Money Management Risk:Reward Chart - Money Management Methods Risk : Reward Ratio Explained

In the first examples of Risk-:-Reward Ratio, you as a forex trader can see that even if your system only won 50% of your trade positions, you'd still earn profit of $10,000. Read more on this money management topic: Here Capital Management Guidelines and Equity Management Guidelines Discussed.

Before opening a new trade, a fx trader should define the point at which they will close-out the trade transaction if the trade transaction turns to be a losing trade. Some traders use Fib retracement levels tool and support and resistance levels. Other traders just use a pre-determined stop loss order to set stoploss orders once they have opened a trade transaction.

6. Write down the systems trading rules and follow them

A Trade Strategy refers to a set of rules which you follow to manage your trades.

The keyword is A SET OF TRADE RULES that you as a trader must follow.
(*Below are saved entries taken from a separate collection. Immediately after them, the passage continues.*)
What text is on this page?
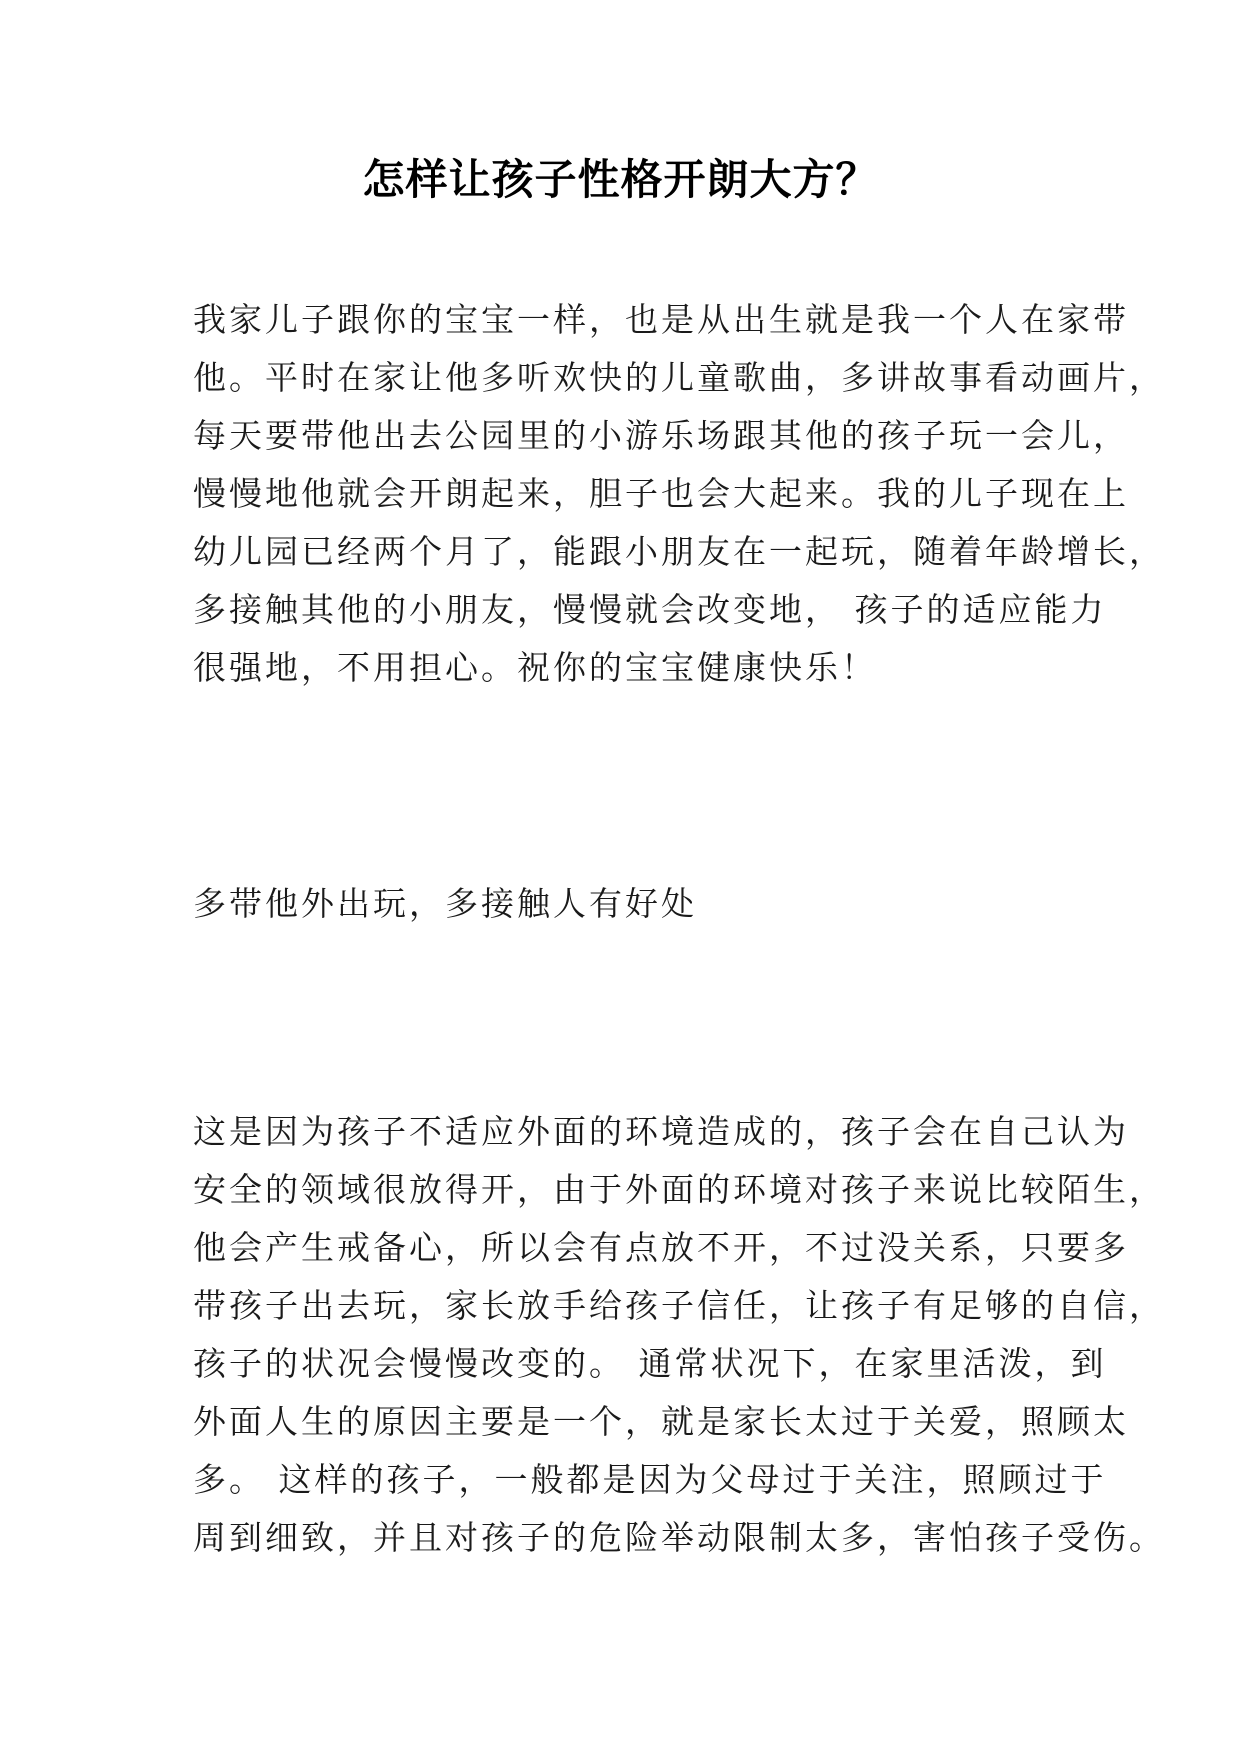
怎样让孩子性格开朗大方？

我家儿子跟你的宝宝一样，也是从出生就是我一个人在家带
他。平时在家让他多听欢快的儿童歌曲，多讲故事看动画片，
每天要带他出去公园里的小游乐场跟其他的孩子玩一会儿，
慢慢地他就会开朗起来，胆子也会大起来。我的儿子现在上
幼儿园已经两个月了，能跟小朋友在一起玩，随着年龄增长，
多接触其他的小朋友，慢慢就会改变地， 孩子的适应能力
很强地，不用担心。祝你的宝宝健康快乐！

多带他外出玩，多接触人有好处

这是因为孩子不适应外面的环境造成的，孩子会在自己认为
安全的领域很放得开，由于外面的环境对孩子来说比较陌生，
他会产生戒备心，所以会有点放不开，不过没关系，只要多
带孩子出去玩，家长放手给孩子信任，让孩子有足够的自信，
孩子的状况会慢慢改变的。 通常状况下，在家里活泼，到
外面人生的原因主要是一个，就是家长太过于关爱，照顾太
多。 这样的孩子，一般都是因为父母过于关注，照顾过于
周到细致，并且对孩子的危险举动限制太多，害怕孩子受伤。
If you don't follow the rules then you do not even have a strategy in the first place.

The next systems lesson portrays to you an example of how to utilize the above steps to create your own online trading system:

Next Guide Lesson: Example illustration of Writing Trading Systems Rules

7. Practice on a Demo Practice Trading Account

Without enough trades, you'll not be able to realize the true profitability of your trading system.

Once you have your Forex system rules written, it's time to test & improve your trade system by using it on a practice trade account.

Open free practice demo account and trade your trading strategy to see how well it will respond.

It is strongly recommended to start with a practice account & practice for at least for one or two months so as to garner some practice and experience on how the market works.

Once you start earning some decent profit in your demo account you then can try opening a live account & start trading with real/live money.